The boy was tall for his age – he stood out more as the woman laid down the ground rules as dozens of younger, smaller children all milled around excitedly waiting for the whistle to be blown. And when it did the children surged forward, some led by parents, some tugging eagerly on their parents’ hands, some simply running full tilt to the furthest point. And there were eggs everywhere. On chairs, tables, bookshelves, keyboards, the floor, ledges, under hedges, in every nook and cranny. In many cases adults ran around picking up the eggs, dropping them into their child’s basket. And it started with such promise – almost immediately he found an egg, left alone after the crush had rushed through the opening.

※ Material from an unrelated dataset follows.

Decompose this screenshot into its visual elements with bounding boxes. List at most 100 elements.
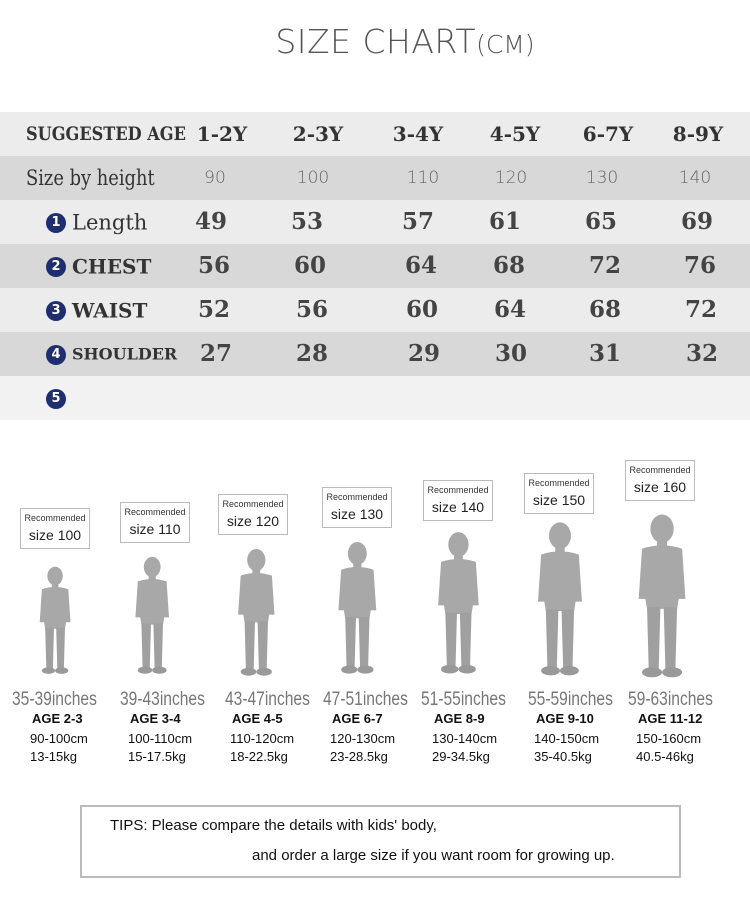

But his luck turned. At every turn, he went to where the mob gathered, but he was a polite boy, and said “excuse me” and waited for his turn to look while the smaller children pushed him aside and pushed through and took the glory. The act was repeated over and over again – inside at the book shelves, outside in the hedgerow, on the playground, under the slide, amongst the rocks. At each instance, he came up empty-handed, while the smaller children filled their baskets.

But not all was lost, for he knew at home that he had his own basket, already full, awaiting him, that he did not have to compete for, that he had filled at his leisure that very morning. And the lone chocolate egg he had found was added to his bounty, then slowly, carefully savored over several minutes – letting it melt slowly in his mouth rather than simply chewing, reveling as the sun-softened chocolate melted in his hands, coating his lips and cheeks and chin.